Had a spat last week at work with one of the ladies I hate the most. I didn't even see it coming. She just walked up to me and started going off about me not doing my job that she asked, when I was actually in the middle of doing it. I don't know why she acts like my boss when she is clearly not. Long story short, I told her off and point blank asked her if she has something against me because ever since I started working here she has been on my case every day she comes in, and she huffily answered "no" and stomped back to her office.

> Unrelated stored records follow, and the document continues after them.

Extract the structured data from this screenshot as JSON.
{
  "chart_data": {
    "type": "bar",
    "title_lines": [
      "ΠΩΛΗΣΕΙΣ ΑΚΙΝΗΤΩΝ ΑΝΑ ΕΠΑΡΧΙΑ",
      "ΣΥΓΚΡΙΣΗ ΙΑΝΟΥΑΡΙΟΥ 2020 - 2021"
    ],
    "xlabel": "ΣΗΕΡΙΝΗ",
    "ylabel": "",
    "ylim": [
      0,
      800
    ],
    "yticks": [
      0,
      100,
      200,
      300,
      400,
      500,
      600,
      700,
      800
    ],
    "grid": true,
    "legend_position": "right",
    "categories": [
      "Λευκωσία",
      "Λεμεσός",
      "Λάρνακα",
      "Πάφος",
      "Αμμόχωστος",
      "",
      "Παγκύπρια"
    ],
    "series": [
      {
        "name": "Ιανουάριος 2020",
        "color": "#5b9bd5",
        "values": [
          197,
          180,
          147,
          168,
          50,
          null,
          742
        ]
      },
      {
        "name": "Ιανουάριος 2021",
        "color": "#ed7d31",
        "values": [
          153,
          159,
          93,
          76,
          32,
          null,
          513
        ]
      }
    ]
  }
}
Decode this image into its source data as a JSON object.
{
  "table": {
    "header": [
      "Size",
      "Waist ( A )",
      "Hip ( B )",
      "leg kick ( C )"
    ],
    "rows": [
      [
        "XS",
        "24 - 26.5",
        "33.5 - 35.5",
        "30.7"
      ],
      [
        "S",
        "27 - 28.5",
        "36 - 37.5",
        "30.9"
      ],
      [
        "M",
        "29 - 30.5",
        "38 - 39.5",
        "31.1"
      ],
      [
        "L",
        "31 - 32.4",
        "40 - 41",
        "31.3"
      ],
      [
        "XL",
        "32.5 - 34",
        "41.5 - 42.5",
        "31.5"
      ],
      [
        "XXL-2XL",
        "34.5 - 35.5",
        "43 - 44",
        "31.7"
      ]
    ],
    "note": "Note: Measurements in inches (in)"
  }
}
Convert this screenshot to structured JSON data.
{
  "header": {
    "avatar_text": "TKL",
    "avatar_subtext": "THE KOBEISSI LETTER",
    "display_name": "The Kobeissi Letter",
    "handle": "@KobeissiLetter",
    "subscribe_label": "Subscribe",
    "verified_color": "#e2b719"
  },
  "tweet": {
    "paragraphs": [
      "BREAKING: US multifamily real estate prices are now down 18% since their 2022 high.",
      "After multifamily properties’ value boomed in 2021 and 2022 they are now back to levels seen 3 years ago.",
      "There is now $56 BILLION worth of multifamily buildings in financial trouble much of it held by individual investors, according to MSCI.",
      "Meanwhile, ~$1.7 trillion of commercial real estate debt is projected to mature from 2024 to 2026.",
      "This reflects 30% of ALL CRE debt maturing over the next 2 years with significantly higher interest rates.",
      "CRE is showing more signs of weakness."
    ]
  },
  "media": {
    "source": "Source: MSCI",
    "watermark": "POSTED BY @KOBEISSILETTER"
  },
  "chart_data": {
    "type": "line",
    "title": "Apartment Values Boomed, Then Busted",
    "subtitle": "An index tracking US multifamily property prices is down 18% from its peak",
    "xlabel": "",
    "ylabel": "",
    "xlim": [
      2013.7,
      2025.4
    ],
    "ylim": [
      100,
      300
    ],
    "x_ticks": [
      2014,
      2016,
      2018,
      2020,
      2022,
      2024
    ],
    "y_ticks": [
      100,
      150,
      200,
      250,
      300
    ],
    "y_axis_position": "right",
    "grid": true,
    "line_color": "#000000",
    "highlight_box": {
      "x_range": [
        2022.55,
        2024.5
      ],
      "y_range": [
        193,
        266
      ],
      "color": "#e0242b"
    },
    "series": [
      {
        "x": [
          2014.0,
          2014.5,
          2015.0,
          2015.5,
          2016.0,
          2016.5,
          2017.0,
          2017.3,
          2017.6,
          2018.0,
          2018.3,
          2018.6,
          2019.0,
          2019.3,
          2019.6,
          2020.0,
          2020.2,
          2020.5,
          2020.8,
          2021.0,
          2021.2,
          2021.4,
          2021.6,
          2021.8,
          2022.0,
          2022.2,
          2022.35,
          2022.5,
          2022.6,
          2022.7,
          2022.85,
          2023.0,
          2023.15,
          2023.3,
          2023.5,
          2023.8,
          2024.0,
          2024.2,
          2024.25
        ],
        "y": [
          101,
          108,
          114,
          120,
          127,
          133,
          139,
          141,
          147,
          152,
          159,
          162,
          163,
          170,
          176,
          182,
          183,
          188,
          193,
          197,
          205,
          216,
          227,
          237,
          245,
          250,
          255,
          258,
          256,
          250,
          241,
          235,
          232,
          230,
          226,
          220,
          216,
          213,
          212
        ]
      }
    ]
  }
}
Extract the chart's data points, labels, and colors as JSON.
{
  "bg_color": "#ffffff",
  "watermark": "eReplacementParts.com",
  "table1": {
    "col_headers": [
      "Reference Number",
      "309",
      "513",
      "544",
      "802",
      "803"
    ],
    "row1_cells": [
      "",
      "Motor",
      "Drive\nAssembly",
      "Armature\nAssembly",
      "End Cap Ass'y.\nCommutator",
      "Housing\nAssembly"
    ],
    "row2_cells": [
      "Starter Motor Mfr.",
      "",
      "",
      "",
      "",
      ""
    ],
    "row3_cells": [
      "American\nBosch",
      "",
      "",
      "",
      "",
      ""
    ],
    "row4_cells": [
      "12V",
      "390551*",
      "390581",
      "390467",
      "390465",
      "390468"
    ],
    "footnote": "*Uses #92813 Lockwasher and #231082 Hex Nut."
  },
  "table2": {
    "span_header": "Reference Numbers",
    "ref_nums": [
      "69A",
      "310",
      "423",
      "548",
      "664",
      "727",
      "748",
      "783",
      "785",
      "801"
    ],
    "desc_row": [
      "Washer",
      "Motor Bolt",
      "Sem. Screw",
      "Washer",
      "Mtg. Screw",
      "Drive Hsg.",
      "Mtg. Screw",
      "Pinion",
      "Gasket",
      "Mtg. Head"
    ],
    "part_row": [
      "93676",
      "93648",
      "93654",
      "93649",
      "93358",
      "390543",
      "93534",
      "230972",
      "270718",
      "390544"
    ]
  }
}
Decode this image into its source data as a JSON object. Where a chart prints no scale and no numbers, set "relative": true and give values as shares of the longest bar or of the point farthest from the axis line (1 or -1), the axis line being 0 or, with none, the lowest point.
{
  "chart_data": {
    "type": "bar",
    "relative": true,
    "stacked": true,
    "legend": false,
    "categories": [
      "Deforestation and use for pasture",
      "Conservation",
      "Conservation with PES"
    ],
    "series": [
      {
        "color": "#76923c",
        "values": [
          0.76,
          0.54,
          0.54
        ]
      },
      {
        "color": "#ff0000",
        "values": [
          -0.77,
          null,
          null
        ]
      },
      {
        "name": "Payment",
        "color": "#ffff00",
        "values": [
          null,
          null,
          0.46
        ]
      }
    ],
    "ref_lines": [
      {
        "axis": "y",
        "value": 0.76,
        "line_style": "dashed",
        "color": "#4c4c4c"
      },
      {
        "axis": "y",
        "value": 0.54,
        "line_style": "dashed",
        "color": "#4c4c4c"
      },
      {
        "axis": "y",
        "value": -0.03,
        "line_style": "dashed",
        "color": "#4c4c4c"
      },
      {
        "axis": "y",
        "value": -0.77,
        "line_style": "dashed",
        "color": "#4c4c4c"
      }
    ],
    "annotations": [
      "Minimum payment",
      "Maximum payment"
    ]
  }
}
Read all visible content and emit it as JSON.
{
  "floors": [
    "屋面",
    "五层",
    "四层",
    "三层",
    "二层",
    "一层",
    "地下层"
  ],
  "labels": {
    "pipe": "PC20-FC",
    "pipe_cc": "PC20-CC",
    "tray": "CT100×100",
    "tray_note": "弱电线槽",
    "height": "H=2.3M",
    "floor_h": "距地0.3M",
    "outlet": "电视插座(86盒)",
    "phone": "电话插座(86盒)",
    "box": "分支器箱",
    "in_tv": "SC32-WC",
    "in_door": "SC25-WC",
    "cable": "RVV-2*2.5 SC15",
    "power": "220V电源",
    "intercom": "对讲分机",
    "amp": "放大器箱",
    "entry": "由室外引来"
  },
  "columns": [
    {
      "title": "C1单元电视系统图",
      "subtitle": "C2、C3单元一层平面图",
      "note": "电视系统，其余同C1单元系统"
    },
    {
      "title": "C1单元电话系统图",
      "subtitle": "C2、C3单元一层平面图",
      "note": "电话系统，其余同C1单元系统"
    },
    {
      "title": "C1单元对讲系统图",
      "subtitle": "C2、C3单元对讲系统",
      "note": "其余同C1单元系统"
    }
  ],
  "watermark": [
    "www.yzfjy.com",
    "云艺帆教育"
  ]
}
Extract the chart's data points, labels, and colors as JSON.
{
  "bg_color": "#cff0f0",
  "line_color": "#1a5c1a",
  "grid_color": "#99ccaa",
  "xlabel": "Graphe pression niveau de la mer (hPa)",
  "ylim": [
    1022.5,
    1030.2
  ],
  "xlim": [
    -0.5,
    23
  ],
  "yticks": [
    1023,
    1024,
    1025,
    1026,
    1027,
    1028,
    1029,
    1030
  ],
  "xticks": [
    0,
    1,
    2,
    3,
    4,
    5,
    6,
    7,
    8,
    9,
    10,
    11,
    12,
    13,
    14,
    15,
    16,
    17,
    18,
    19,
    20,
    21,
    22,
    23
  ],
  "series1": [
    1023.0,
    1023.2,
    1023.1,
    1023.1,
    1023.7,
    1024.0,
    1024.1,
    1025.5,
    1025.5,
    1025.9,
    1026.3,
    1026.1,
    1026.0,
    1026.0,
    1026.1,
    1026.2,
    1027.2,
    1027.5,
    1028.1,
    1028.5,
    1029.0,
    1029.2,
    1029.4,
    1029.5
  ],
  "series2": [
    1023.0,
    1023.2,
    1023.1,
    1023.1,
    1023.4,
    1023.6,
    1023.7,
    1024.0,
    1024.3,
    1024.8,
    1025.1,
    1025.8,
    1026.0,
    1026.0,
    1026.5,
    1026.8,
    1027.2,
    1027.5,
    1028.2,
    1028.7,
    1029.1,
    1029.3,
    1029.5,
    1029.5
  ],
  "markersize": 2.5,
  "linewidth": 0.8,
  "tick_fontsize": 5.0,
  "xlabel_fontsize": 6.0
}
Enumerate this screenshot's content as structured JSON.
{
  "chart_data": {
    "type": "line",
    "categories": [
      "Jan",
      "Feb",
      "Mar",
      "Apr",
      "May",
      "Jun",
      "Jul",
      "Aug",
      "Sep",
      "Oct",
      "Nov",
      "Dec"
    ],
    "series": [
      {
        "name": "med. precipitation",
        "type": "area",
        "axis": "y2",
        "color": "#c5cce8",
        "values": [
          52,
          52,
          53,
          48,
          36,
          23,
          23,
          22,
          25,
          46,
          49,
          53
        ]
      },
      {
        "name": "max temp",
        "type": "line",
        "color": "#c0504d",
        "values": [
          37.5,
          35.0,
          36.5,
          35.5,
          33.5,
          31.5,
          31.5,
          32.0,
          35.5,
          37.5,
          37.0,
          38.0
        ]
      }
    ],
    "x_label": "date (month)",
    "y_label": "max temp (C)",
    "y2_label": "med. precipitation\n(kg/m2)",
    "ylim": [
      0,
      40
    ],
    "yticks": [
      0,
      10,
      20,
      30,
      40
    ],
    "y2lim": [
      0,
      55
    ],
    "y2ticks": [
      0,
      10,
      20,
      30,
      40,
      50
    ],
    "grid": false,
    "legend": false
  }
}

Besides that, I had a decent weekend. I got three pieces of Tarina Tarantino jewelry, one Ed Hardy shirt, and a REAL Coach bag! All for considerably cheaper than they actually cost, so I was quite excited. The only downside is, I have only $63 left in my bank account. Which is bad. See, I really think I might have a compulsive shopping addiction, and I just buy stuff without thinking. I mean, I calculate it in my mind, but I always end up going, "Well, if just make X amount before the first of the month, I will be fine!" So this is the X amount I need:
As of now I have $63.
My dad owes me $150 for the purse.
James is supposed to help me with at least $50.
I also am expecting a child support check of $170.
And a rebate for my printer of $70.
So that makes...$503.
Minus $365 for rent, and $120 for daycare...
That makes $18. So IF I actually get the money I am supposed to, I should be okay. But just to be safe, I should probably try to come up with at least $100 or so. Time to sell more stuff...
Ah, the addiction of fashion. A little person like me just wants to look like I have fashion and money and style too, even it costs me my rent. Sad.

Oh and I should probably write stuff down before I forget it. I am being so neglectful lately. I haven't done homework for school in about two weeks, and it's affecting my grades. Ugh. But since this is the most random post ever, I will type out lists that I need to keep handy in the near future.

Here is a list of things I need to buy people for Christmas:
Mom - yoga mat
Jim - Minnesota Vikings hat or house slippers
Tanner - Giftcard to gamestop
Christian - same thing
Emma - girly stuff like makeup
Joell - blanket from spencers gifts, or a cool necklace or ring
Kim - probably some cute jewelry
Jessi - Those A&F pants, and probably a cute shirt or something
Grandma - Mary Engelbret desk calender
Grandpa - tie or socks
James - hasn't really decided, but keeps mentioning a paintball jersey
Dad - he told me but I forgot, but I do remember it was more than $50 :[ ugh.
Liana - some kind of toy she can push or ride on
Kaydence - I'm thinking movies or barbie stuff

DVD's of Seasons I need to still buy:
1. Season 3 of Flavor of Love
2. Season 1 and 2 of I love New York
3. Season 5 of Nip/Tuck
4. Season 6 of Degrassi
5. Season 1 and 2 of Rock of Love
6. Season 1 of Dirt
7. Seasons 3, 4, and 5 of Aqua Teen Hunger Force
8. Season 3 and 4 of Dinosaurs
9. Season 1 of Tim and Eric Awesome Show, Great Job
10. All Seasons of Inuyasha
11. All Seasons of Full Metal Alchemist
12. Season 1 and 2 of The Brak Show
13. All Seasons of Aeon Flux
14. All Seasons of Sealab 2021
15. All Seasons of Space Ghost Coast to Coast
16. All Seasons of Clarissa Explains it All
17. All Seasons of My So Called Life
18. All Seasons of Fraggle Rock

That's all I can think of for now. Time to get back to work.